As for what the Mormons believe regarding this matter, I think Richard Bushman put it best:
"*It is very hard for a Mormon to believe that Christians accept the bible because of the scholarly evidence confirming the historical accuracy of the work. Surely there are uneducated believers whose convictions are not rooted in academic knowledge. Isn’t there some kind of human, existential truth that resonates with one’s desires for goodness and divinity? And isn’t that ultimately why we read the bible as a devotional work? We don’t have to read the latest issues of the journals to find out if the book is still true. We stick with it because we find God in its pages–or inspiration, or comfort, or scope. That is what religion is about in my opinion, and it is why I believe in the Book of Mormon. I can’t really evaluate all the scholarship all the time; while I am waiting for it to settle out, I have to go on living. I need some good to hold on to and lift me up day by day. The Book of Mormon inspires me, and so I hold on. Reason is too frail to base a life on. You can be whipped about by all the authorities with no genuine basis for deciding for yourself. I think it is far better to go where goodness lies.
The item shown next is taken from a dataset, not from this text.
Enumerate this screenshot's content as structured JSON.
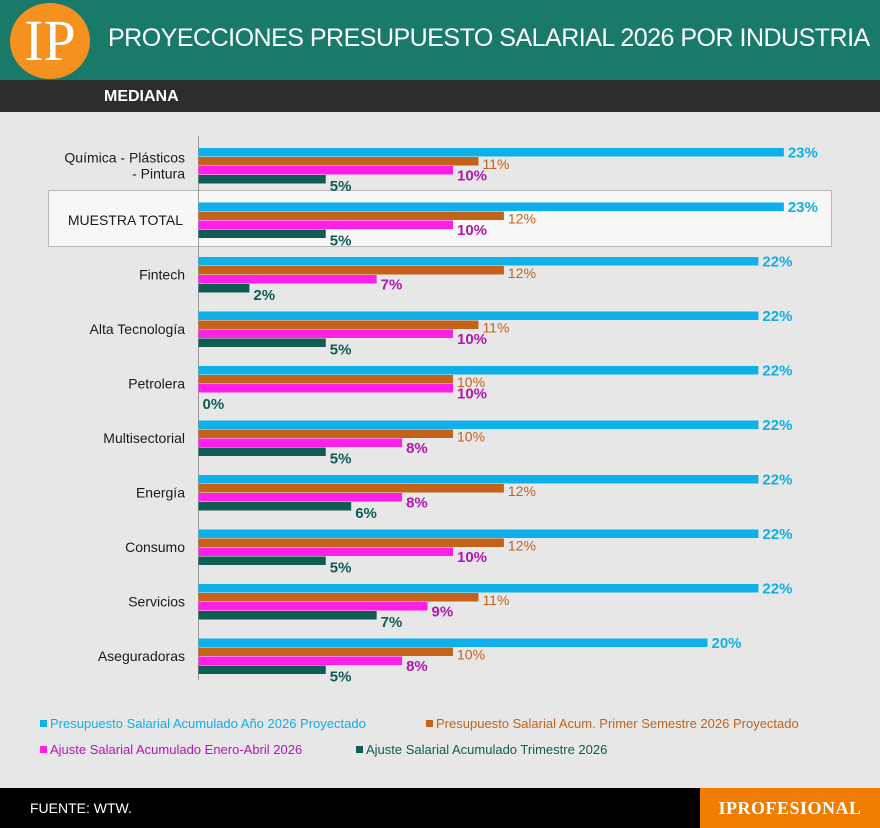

I keep thinking other Christians are in a similar position, but they don’t agree. They keep insisting their beliefs are based on reason and evidence. I can’t buy that–the resurrection as rational fact? And so I am frankly as perplexed about Christian belief as you are about Mormons. Educated Christians claim to base their belief on reason when I thought faith was the teaching of the scriptures. You hear the Good Shepherd’s voice, and you follow it.*"
Immanuel Kant said stuff like that, when he took David Hume to task for his empiricism. For the Mormon, there must be a spiritual witness to confirm his beliefs. Do not mistake me; there are many very intelligent Mormons who have plenty of rational basis for their beliefs. In the end, though, they seek a spiritual confirmation.
Many Mormons have profound religious experiences regarding their faith, and they interpret this as the voice of God. “What greater witness can you have,” their scriptures teach them, “than from God?”